The mechanism by which statins might shorten the operation time or diminish bleeding remains unknown and requires further study. There were no differences in the perioperative procedures between the groups, and the same surgical team was in charge of their treatment. There is evidence that statins might have relevant anti-inflammatory effects independent of their lipid lowering ability .

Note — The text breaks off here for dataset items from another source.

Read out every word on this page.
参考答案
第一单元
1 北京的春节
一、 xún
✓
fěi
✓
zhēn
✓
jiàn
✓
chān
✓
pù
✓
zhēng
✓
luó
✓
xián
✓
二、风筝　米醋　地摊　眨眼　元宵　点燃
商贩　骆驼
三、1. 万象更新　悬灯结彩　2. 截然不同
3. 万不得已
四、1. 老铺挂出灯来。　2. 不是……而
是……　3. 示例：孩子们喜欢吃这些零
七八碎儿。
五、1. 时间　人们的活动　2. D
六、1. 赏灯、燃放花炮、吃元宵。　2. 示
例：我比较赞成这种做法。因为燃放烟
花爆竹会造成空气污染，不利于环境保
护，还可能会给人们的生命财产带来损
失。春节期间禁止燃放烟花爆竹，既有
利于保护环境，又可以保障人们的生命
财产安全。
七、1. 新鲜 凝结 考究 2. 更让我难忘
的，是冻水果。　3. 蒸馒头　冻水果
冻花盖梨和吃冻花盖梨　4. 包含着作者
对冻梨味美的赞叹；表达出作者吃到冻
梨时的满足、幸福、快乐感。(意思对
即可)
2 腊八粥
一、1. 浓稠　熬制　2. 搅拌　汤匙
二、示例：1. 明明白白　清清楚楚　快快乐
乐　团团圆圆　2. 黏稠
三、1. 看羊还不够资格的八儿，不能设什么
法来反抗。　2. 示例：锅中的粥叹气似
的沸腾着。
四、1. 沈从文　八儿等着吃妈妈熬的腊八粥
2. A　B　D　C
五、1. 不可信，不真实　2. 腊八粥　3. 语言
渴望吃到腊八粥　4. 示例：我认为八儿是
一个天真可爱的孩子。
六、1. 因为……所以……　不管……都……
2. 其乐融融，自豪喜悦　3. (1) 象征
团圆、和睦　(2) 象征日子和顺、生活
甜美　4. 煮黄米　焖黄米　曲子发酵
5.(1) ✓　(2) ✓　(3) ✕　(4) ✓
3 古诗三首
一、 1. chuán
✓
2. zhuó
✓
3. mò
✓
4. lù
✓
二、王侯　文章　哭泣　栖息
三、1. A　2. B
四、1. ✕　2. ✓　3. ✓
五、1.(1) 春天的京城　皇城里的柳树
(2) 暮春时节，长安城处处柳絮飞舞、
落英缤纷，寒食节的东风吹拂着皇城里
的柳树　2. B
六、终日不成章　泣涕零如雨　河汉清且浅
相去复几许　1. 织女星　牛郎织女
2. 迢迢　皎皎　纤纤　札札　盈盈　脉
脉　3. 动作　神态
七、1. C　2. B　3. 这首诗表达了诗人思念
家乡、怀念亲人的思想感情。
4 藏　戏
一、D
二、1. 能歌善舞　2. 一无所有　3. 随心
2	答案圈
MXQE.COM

The factors that contribute to supersaturating cholesterol in bile and to the formation of cholesterol gallstones are multifactor. Major sources of cholesterol for biliary secretion are the intestine, liver hepatocytes and circulating lipoproteins. Gallbladder hypomotility, destabilization of bile by kinetic protein factors, abnormal mucins and genetic factors also play roles in cholesterol gallstone disease . Many other factors are associated with cholesterol gallstones formation, such as dietary and life style factors and associated conditions (obesity, estrogen therapy, metabolic syndrome, etc.).
Our study had some limitations. Because this study was a retrospective analysis, we could not determine whether the gallstone formation developed before the statin medication was administered. Gallstone formation occurs over a long time period. Furthermore, we do not have accurate data on the patients’ adherence to statin use nor on the duration of the statin treatment in individual patients. Most gallstones are asymptomatic, and the patient does not require a cholecystectomy or hospital admission . In this study, all patients were hospitalized because they had gallstone-related symptoms or complications. We do not have data from the patients with asymptomatic gallstone disease.